BioCleanair is a company specialising in innovative air purification solutions for both residential and professional environments. Their existing logo felt outdated — it didn't reflect the modern, trustworthy, and eco-conscious positioning the brand was aiming for.
I took on the redesign as a personal initiative, working from a brief I constructed myself based on the company's vision (healthy environments for all) and mission (effective, sustainable air quality solutions). The goal was to produce a visual identity that could work across all media — from digital favicon to large-format signage.
The design direction was built around a colour-driven concept: green for nature and health, blue for air and purity — with a gradient linking the two to visually represent their complementarity. This was more than an aesthetic choice; it embedded the brand's core message directly into the logo itself.

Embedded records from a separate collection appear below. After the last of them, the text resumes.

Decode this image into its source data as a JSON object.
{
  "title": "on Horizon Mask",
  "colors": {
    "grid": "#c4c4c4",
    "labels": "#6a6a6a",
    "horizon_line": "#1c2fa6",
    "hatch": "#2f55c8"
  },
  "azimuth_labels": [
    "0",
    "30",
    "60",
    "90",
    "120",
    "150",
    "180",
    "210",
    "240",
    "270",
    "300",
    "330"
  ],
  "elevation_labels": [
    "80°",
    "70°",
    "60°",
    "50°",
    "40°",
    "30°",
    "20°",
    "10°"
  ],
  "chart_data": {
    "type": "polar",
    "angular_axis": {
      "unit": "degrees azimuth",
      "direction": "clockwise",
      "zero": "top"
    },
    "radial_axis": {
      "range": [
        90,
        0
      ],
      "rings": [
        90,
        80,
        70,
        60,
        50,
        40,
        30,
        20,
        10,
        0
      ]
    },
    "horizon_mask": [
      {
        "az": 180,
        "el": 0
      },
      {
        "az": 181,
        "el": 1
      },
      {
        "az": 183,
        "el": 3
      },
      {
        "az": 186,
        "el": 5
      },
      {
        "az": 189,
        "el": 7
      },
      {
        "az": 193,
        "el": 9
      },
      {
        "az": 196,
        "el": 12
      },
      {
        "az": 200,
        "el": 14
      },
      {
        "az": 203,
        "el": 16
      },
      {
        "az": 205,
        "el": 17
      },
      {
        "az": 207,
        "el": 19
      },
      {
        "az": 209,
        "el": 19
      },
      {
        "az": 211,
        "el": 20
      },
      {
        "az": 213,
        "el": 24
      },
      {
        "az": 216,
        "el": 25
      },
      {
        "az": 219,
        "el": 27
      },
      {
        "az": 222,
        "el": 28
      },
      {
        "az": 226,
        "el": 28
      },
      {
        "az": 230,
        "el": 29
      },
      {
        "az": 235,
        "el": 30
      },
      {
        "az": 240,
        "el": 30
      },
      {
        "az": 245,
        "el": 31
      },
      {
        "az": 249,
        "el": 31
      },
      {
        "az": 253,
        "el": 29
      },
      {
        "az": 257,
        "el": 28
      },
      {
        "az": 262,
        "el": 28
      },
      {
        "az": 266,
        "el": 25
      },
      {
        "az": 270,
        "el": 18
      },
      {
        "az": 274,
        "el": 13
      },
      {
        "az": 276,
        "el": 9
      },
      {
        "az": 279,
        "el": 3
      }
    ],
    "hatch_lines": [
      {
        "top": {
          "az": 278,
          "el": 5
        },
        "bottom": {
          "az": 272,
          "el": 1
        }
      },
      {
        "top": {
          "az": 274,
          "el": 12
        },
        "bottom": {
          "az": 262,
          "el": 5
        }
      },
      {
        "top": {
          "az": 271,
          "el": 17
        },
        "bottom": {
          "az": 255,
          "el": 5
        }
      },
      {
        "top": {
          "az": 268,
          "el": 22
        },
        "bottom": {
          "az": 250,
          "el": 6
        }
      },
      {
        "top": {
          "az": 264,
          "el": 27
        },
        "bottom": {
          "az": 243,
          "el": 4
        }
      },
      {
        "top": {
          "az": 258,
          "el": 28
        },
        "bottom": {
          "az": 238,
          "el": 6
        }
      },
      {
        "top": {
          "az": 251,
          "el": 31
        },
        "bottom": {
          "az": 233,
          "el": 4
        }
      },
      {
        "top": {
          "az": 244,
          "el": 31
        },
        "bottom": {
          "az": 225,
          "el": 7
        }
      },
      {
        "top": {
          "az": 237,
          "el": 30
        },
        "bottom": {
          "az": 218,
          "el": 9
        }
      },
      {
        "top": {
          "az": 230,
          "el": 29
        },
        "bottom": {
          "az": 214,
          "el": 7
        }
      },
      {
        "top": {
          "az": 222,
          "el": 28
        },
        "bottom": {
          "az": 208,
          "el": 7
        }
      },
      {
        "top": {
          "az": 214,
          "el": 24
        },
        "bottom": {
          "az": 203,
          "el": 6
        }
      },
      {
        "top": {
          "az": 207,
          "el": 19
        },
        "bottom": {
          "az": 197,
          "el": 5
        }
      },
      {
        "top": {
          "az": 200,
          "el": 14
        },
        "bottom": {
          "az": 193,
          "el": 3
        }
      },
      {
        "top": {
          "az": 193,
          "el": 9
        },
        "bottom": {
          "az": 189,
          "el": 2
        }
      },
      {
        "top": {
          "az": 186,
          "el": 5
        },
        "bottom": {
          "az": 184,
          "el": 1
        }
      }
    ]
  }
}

I also decided to design multiple usage variants from the start: a full signature logo, a simplified favicon, and a vertical communication banner format. A single logo that can't adapt isn't a real brand asset — so adaptability was baked into the process rather than treated as an afterthought.
A complete brand identity package, ready to deploy across all formats:
Full logo, colour palette, typography specimen, and usage examples from the brand identity deliverable.
Designing without a brief handed to you forces you to think like a strategist before you think like a designer. Writing my own brief — defining the brand's values, audience, and communication goals — made every design decision feel grounded rather than arbitrary.
I also discovered how much a logo lives or dies in its smallest form. Testing each variant at favicon size early in the process saved a lot of rework and pushed me toward cleaner, bolder shapes from the start. Constraints are a feature, not a bug.